Uma imagem vale mais que mil palavras. Possivelmente. É nisto que pareço acreditar agora. Já reparou que os sonhos passam sempre em velocidades estranhas ? E que sempre acreditamos na última imagem que vemos ? Por isso que nunca gostei de velórios. Você pode ter amado a pessoa a vida inteira. Pode ter visto ela crescer , desenvolver ou mesmo envelhecer. Pode ter sido a doce anciã que você conhece como avó ou mesmo a criança que você chama de filho. Não importa. Não é dos biscoitos dela que você se lembrará, ou do sorriso dele, quando você o iça para alcançar o que lhe é desconhecido, que você lembrará.

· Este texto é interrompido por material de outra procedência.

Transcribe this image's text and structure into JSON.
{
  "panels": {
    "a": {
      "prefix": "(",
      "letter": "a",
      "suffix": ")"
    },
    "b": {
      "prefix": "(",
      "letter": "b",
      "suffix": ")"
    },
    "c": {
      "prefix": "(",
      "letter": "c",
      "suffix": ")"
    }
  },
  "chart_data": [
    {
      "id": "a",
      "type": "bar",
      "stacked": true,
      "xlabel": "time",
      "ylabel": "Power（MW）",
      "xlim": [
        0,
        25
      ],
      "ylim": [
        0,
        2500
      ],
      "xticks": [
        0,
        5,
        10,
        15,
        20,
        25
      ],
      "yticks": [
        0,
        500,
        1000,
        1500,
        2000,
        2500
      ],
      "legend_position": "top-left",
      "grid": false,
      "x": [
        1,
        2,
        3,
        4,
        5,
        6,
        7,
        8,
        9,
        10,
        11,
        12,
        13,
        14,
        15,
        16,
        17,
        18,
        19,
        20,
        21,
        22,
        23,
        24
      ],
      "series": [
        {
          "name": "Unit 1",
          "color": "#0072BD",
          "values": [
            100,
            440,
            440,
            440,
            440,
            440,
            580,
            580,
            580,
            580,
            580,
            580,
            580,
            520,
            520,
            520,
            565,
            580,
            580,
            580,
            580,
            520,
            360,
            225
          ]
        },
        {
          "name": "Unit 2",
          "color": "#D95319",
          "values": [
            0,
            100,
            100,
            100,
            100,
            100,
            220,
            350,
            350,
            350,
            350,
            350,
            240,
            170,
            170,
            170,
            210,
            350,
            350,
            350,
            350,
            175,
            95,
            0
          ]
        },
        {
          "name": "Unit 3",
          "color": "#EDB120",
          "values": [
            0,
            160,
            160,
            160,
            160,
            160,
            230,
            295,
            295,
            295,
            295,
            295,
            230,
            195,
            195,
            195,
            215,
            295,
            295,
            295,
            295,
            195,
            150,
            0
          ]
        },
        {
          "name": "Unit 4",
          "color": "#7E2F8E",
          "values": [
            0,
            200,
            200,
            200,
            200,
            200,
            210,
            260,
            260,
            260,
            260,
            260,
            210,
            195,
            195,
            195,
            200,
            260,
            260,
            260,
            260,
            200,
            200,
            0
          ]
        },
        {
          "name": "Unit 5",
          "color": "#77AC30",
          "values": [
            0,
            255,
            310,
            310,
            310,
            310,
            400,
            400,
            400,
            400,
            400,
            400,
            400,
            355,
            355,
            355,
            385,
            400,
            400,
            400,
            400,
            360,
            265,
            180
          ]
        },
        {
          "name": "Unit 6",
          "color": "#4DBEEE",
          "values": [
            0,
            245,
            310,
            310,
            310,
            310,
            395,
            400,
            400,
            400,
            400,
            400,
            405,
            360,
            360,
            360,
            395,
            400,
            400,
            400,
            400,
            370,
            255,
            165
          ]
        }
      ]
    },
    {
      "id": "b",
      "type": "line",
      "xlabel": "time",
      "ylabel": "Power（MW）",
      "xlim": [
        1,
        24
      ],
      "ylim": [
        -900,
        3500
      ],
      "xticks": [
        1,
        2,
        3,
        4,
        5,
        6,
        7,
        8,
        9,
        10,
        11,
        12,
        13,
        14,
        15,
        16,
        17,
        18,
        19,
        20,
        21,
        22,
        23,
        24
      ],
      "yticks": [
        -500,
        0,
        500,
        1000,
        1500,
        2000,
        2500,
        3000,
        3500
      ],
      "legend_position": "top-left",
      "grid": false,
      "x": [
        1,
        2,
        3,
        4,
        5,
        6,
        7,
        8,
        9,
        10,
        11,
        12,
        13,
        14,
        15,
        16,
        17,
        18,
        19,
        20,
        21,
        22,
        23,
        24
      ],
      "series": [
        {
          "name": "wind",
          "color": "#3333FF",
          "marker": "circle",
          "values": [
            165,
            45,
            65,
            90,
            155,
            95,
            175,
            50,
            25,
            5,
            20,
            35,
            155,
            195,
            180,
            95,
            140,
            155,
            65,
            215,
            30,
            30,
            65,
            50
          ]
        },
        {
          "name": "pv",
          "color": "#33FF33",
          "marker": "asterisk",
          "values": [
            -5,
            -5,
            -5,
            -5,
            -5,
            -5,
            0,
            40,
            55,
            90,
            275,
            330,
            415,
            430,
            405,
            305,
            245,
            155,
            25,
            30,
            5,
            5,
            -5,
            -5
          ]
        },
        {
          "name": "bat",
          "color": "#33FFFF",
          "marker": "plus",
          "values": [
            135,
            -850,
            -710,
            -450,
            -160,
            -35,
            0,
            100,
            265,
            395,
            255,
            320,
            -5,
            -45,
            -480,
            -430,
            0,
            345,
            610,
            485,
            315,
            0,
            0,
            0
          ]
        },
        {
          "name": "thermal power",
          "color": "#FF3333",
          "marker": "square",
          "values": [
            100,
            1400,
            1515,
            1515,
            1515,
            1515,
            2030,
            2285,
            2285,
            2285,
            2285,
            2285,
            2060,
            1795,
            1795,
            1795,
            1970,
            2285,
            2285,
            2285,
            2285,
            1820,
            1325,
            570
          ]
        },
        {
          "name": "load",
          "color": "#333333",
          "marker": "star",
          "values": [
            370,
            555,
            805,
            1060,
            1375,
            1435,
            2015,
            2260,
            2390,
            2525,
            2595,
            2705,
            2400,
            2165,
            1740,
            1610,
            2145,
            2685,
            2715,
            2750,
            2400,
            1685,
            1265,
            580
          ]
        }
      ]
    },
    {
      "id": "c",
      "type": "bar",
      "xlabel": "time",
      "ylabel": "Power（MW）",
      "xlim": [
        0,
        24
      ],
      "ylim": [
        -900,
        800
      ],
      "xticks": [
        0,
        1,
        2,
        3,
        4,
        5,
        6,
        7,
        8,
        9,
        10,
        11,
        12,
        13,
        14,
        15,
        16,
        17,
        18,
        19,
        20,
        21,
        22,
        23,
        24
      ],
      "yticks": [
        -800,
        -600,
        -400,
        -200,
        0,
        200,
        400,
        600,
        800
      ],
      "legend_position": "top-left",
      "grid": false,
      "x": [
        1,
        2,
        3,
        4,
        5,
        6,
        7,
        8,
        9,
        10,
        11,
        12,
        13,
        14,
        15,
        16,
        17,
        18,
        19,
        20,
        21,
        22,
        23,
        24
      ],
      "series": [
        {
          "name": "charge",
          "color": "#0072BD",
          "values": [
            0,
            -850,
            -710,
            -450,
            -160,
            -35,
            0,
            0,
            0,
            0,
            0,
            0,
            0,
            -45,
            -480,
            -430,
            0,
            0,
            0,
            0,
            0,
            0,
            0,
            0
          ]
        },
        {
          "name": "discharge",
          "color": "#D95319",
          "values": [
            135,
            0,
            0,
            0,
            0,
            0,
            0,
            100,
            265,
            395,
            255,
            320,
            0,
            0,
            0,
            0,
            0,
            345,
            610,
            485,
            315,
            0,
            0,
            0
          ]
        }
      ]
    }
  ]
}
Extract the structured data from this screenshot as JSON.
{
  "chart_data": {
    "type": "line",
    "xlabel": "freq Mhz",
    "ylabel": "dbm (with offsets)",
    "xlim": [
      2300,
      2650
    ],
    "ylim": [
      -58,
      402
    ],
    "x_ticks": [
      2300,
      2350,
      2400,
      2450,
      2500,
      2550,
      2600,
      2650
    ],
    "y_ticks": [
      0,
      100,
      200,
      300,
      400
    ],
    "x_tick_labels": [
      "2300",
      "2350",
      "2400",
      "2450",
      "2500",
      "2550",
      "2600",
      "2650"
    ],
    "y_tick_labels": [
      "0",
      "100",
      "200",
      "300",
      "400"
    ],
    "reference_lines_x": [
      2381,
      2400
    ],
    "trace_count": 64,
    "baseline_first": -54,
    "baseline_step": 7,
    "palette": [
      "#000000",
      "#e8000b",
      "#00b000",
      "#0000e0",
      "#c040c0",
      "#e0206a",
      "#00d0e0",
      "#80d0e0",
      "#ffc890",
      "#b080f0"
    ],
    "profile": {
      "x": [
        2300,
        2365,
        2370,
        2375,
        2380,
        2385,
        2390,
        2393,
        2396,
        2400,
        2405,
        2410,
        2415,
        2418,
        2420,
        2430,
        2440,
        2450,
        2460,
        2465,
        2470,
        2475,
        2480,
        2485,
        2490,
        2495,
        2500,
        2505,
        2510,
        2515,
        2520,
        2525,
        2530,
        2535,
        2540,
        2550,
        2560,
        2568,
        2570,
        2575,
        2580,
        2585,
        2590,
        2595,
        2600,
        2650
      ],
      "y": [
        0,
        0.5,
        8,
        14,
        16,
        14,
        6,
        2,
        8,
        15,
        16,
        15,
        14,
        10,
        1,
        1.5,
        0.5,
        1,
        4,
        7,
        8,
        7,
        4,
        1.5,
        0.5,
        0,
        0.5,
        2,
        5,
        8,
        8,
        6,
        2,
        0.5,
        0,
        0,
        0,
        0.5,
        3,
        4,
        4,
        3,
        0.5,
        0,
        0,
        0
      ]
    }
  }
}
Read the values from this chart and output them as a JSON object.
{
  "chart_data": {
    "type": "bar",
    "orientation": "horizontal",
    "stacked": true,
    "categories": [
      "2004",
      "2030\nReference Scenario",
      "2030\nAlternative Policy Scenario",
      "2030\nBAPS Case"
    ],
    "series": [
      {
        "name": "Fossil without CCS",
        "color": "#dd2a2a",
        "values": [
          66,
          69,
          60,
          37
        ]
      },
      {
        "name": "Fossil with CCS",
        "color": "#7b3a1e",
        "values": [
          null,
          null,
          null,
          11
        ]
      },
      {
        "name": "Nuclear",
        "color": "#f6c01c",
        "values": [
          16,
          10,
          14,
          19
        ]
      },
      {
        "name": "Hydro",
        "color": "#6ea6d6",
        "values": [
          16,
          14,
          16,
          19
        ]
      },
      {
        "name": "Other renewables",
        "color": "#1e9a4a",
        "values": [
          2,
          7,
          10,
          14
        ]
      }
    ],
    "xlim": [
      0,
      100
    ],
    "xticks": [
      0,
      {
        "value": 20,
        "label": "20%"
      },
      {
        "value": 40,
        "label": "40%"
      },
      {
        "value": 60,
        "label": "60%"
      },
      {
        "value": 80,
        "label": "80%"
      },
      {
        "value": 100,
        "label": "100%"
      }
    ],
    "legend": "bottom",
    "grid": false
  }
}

Nada disto. Você se lembrará do algodão em suas narinas. Você se lembrará daquela cor esquisita, da pele macilenta, de como é estranho vê-los ali, numa grande caixa, calculada com precisão aritmética, para que encaixe perfeitamente aquele que lhe foi tão querido. Suas lágrimas provavelmente escorrerão pelo seu rosto. Não porque você estará chorando por eles. Você estará chorando por você mesmo. Porque é incapaz de aceitar aquilo, ao mesmo tempo que nada pode fazer diferente disto. Aceitar. Inexorável. Esta talvez seja a palavra mais certa de todas as que utilizamos para determinar as coisas. Inexorável. Aquilo que não pode ser de outra maneira.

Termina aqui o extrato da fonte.